Sunday, 27 February 2011

Gillard to Tokyo: pushing on a string?

Julia Gillard will visit Japan from April 20 including a summit with Kan Naoto. It is unlikely however that Australia’s efforts will result in any major deals being brokered at this meeting as Japan’s ruling party continuing to fragment and as Japan’s limited political dynamism is hit further.

The major issue which both Australia and Japan would like to be able to resolve is the Free Trade Agreement negotiations. These negotiations have been tortured, with liberalization of agricultural goods being the chief problem. The negotiations, which began in 2007, were most recently this February and marked a return to the table after nearly ten months hiatus. Yet the official negotiators from Japan and Australia were still unable to make a break through, prompting Trade Minister Kaieda Banri to call for the negotiations to be resolved at the political level. This is an appropriate response, as the Agreement was initially proposed by Prime Minister Abe Shinzo as part of a political calculus of the benefits of such an agreement to both countries. It is in this context that Gillard is making her four day long visit to Japan, a visit aimed to resolve at the political level the issues still outstanding in the FTA.

But while success would be quite a coup for either leader, there are good reasons to doubt that visit may be in vain.

The DJP is imploding over the issue of trade liberalization. Kan Naoto has been leading with a concept of “re-opening Japan”, the flagship of which has been the joining Trans-Pacific Partnership. It is important to understand that Japan-Australia FTA is perceived as a litmus test for the viability of including Japan in the TPP process. Thus Japan’s membership in the TPP will come only when others are convinced that Japan is serious about comprehensive liberalization of trade – including the political sensitive agricultural sector.

But already the Party has split on the TPP issue. The former Minister of Agriculture, Forestry and Fishery Yamada Masahiko is leading a group of parliamentarians bitterly opposed to the TPP. The group, which is called the “Serious Consideration of the TPP”, is nearly 180 Diet-men strong and announced its establishment on the 24 February. Moreover, the Group has organized a series of public hearings on the dangers of the TPP led by a prominent economist Uzawa Hirofumi which directly undercuts the Kan administration’s public information session in the rural regions which address the benefits of agricultural reform. The opposition to the TPP is also a stalking horse for opposition to an Australia-Japan FTA which includes agriculture. Indeed, Yamada Masahiko (Ozawa faction) is strongly opposed to such an FTA and has written publicly about the costs of signing onto an FTA with Australia.

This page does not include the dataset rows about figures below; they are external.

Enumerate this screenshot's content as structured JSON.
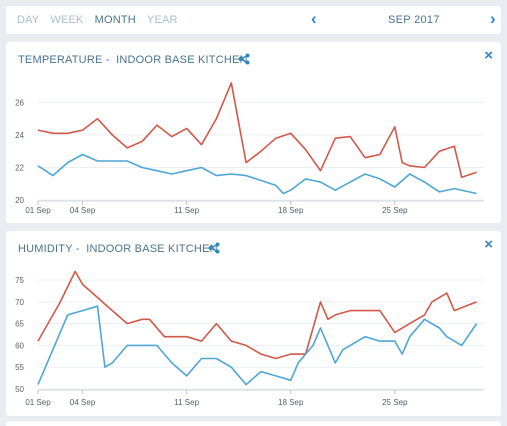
{
  "toolbar": {
    "periods": [
      "DAY",
      "WEEK",
      "MONTH",
      "YEAR"
    ],
    "active_period": "MONTH",
    "month_label": "SEP 2017",
    "prev_icon": "chevron-left-icon",
    "next_icon": "chevron-right-icon"
  },
  "cards": [
    {
      "title": "TEMPERATURE -  INDOOR BASE KITCHEN",
      "share_icon": "share-icon",
      "close_label": "×"
    },
    {
      "title": "HUMIDITY -  INDOOR BASE KITCHEN",
      "share_icon": "share-icon",
      "close_label": "×"
    }
  ],
  "colors": {
    "series_a": "#d2584a",
    "series_b": "#4ea6d6",
    "accent": "#2f86c0",
    "title": "#4a7390"
  },
  "chart_data": [
    {
      "type": "line",
      "title": "TEMPERATURE -  INDOOR BASE KITCHEN",
      "x_ticks": [
        "01 Sep",
        "04 Sep",
        "11 Sep",
        "18 Sep",
        "25 Sep"
      ],
      "x_tick_values": [
        1,
        4,
        11,
        18,
        25
      ],
      "xlim": [
        1,
        31
      ],
      "y_ticks": [
        20,
        22,
        24,
        26
      ],
      "ylim": [
        20,
        27.5
      ],
      "grid": true,
      "series": [
        {
          "color": "#d2584a",
          "x": [
            1,
            2,
            3,
            4,
            5,
            6,
            7,
            8,
            9,
            10,
            11,
            12,
            13,
            14,
            15,
            16,
            17,
            18,
            19,
            20,
            21,
            22,
            23,
            24,
            25,
            25.5,
            26,
            27,
            28,
            29,
            29.5,
            30.5
          ],
          "values": [
            24.3,
            24.1,
            24.1,
            24.3,
            25.0,
            24.0,
            23.2,
            23.6,
            24.6,
            23.9,
            24.4,
            23.4,
            25.0,
            27.2,
            22.3,
            23.0,
            23.8,
            24.1,
            23.1,
            21.8,
            23.8,
            23.9,
            22.6,
            22.8,
            24.5,
            22.3,
            22.1,
            22.0,
            23.0,
            23.3,
            21.4,
            21.7
          ]
        },
        {
          "color": "#4ea6d6",
          "x": [
            1,
            2,
            3,
            4,
            5,
            6,
            7,
            8,
            9,
            10,
            11,
            12,
            13,
            14,
            15,
            16,
            17,
            17.5,
            18,
            19,
            20,
            21,
            22,
            23,
            24,
            25,
            26,
            27,
            28,
            29,
            30.5
          ],
          "values": [
            22.1,
            21.5,
            22.3,
            22.8,
            22.4,
            22.4,
            22.4,
            22.0,
            21.8,
            21.6,
            21.8,
            22.0,
            21.5,
            21.6,
            21.5,
            21.2,
            20.9,
            20.4,
            20.6,
            21.3,
            21.1,
            20.6,
            21.1,
            21.6,
            21.3,
            20.8,
            21.6,
            21.1,
            20.5,
            20.7,
            20.4
          ]
        }
      ]
    },
    {
      "type": "line",
      "title": "HUMIDITY -  INDOOR BASE KITCHEN",
      "x_ticks": [
        "01 Sep",
        "04 Sep",
        "11 Sep",
        "18 Sep",
        "25 Sep"
      ],
      "x_tick_values": [
        1,
        4,
        11,
        18,
        25
      ],
      "xlim": [
        1,
        31
      ],
      "y_ticks": [
        50,
        55,
        60,
        65,
        70,
        75
      ],
      "ylim": [
        50,
        78
      ],
      "grid": true,
      "series": [
        {
          "color": "#d2584a",
          "x": [
            1,
            2.5,
            3.5,
            4,
            5,
            6,
            7,
            8,
            8.5,
            9.5,
            10,
            11,
            12,
            13,
            14,
            15,
            16,
            17,
            18,
            19,
            20,
            20.5,
            21,
            22,
            23,
            24,
            25,
            26,
            27,
            27.5,
            28.5,
            29,
            30.5
          ],
          "values": [
            61,
            70,
            77,
            74,
            71,
            68,
            65,
            66,
            66,
            62,
            62,
            62,
            61,
            65,
            61,
            60,
            58,
            57,
            58,
            58,
            70,
            66,
            67,
            68,
            68,
            68,
            63,
            65,
            67,
            70,
            72,
            68,
            70
          ]
        },
        {
          "color": "#4ea6d6",
          "x": [
            1,
            1.5,
            3,
            4,
            5,
            5.5,
            6,
            7,
            8,
            9,
            10,
            11,
            12,
            13,
            14,
            15,
            16,
            17,
            18,
            18.5,
            19.5,
            20,
            21,
            21.5,
            22,
            23,
            24,
            25,
            25.5,
            26,
            27,
            28,
            28.5,
            29.5,
            30.5
          ],
          "values": [
            51,
            55,
            67,
            68,
            69,
            55,
            56,
            60,
            60,
            60,
            56,
            53,
            57,
            57,
            55,
            51,
            54,
            53,
            52,
            56,
            60,
            64,
            56,
            59,
            60,
            62,
            61,
            61,
            58,
            62,
            66,
            64,
            62,
            60,
            65
          ]
        }
      ]
    }
  ]
}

Kan’s leadership of the DPJ is also in question. While there is no obvious challenger to leadership of the Party, the most recent public polling showed low support for the Kan administration (21%). The fact that Kan Naoto might well lead the Party to defeat in the next election has made it difficult for Kan to prevent individual parliamentarians from taking up local issues at the cost of national strategy. While the announcement of an FTA with Australia, as a prelude to joining and eventually acceding to the TPP, might help Kan somewhat recover political momentum, it is unlikely to make a major difference and as such Kan is likely to focus his efforts and what remains of political capital elsewhere. Moreover, although the current administration wishes to reverse the current situation of rural votes (which overwhelming, even passionately oppose FTAs) holding a disproportionate influence (a rural vote can be worth an ‘unconstitutional’ 2.5 urban votes), were an election to be called it is likely that the DJP would lose its majority and hence government.

In conclusion, it is unlikely that Kan Naoto and the leading DPJ have the political will (or coherence) to be able to meet the expectations of Julia Gillard and the ALP on the degree and type of liberalization within the FTA. Rather, the summit is likely to produce an agreement on Japanese investment into Australian rare earth and some other bureaucratic matters (replacing Mclean).